On January 28, 2013, WMTX-HD2 changed its format to classic rock, branded as "Thunder Tampa Bay", and began to be relayed on FM translators W233AV 94.5 (Gulfport) and W290BJ 105.9 (West Tampa). On September 24, 2014, WMTX-HD2 started simulcasting on W256CT 99.1 (Bayonet Point). In the fall of 2015, WMTX-HD2 began simulcasting on translator W275AZ 102.9 (Wesley Chapel South). The "Thunder" branding and format was previously used on sister station WTBT 105.5/103.5 (now WFUS) from 1995 to 2005.

On June 3, 2016, WMTX-HD2 shifted its format to classic hits, still branded as "Thunder Tampa Bay". However, one month later, WMTX-HD2 returned to classic rock, still branded as "Thunder Tampa Bay".

On December 13, 2016, WMTX-HD2 flipped to classic hip hop as "Throwback 94.5 & 105.9", complementing urban contemporary sister station WBTP.

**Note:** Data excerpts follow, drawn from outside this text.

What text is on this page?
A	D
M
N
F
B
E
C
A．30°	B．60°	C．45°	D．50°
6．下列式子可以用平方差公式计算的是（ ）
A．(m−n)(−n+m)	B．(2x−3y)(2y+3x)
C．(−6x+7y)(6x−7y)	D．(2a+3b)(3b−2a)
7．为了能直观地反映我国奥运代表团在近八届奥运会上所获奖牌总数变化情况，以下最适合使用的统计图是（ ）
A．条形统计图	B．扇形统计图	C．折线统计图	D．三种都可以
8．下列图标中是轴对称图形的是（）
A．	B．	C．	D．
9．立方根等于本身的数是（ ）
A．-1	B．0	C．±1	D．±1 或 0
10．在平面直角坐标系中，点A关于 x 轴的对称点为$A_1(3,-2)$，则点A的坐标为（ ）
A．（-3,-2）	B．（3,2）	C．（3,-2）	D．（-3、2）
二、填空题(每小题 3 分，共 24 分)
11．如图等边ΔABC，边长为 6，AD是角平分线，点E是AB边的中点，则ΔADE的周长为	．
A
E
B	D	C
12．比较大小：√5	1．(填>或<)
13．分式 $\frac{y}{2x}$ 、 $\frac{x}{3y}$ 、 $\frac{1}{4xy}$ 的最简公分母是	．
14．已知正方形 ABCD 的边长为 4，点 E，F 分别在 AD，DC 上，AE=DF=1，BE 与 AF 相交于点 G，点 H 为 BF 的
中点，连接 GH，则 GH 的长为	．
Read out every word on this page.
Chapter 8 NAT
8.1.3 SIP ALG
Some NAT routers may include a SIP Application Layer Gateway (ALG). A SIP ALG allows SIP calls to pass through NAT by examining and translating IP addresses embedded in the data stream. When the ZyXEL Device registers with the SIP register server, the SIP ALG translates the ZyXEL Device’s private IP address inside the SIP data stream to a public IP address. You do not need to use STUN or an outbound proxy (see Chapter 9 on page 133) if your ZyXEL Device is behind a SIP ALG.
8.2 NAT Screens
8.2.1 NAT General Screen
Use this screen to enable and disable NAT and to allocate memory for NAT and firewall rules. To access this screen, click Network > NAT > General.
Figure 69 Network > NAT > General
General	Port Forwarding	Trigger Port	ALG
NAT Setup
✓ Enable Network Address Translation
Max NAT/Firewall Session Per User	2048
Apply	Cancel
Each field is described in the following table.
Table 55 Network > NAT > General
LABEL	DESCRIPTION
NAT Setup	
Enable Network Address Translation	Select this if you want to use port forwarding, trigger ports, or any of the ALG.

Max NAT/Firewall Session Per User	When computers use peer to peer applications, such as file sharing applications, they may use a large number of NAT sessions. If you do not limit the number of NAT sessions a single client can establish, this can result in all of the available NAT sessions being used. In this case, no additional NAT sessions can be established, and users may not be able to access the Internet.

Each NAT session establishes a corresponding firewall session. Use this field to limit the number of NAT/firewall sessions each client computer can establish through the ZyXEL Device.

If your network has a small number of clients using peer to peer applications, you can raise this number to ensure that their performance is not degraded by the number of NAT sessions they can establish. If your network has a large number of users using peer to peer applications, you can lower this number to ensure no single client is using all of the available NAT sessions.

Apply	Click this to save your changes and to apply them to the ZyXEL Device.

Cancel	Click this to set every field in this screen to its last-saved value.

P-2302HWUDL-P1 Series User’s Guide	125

On January 11, 2019, WMTX-HD2 announced that it would be changing its format the following Monday, and began directing listeners to WBTP. On January 14, W233AV, W256CT and W290BJ began simulcasting news/talk-formatted WFLA. The classic hip hop format continued on WMTX's HD2 sub-channel, with the HD3 subchannel carrying "The Breeze", a soft AC format from iHeartRadio.

On July 26, 2021, WMTX-HD2 changed their format to a simulcast of Spanish news/talk-formatted WHNZ, branded as "Acción 1250".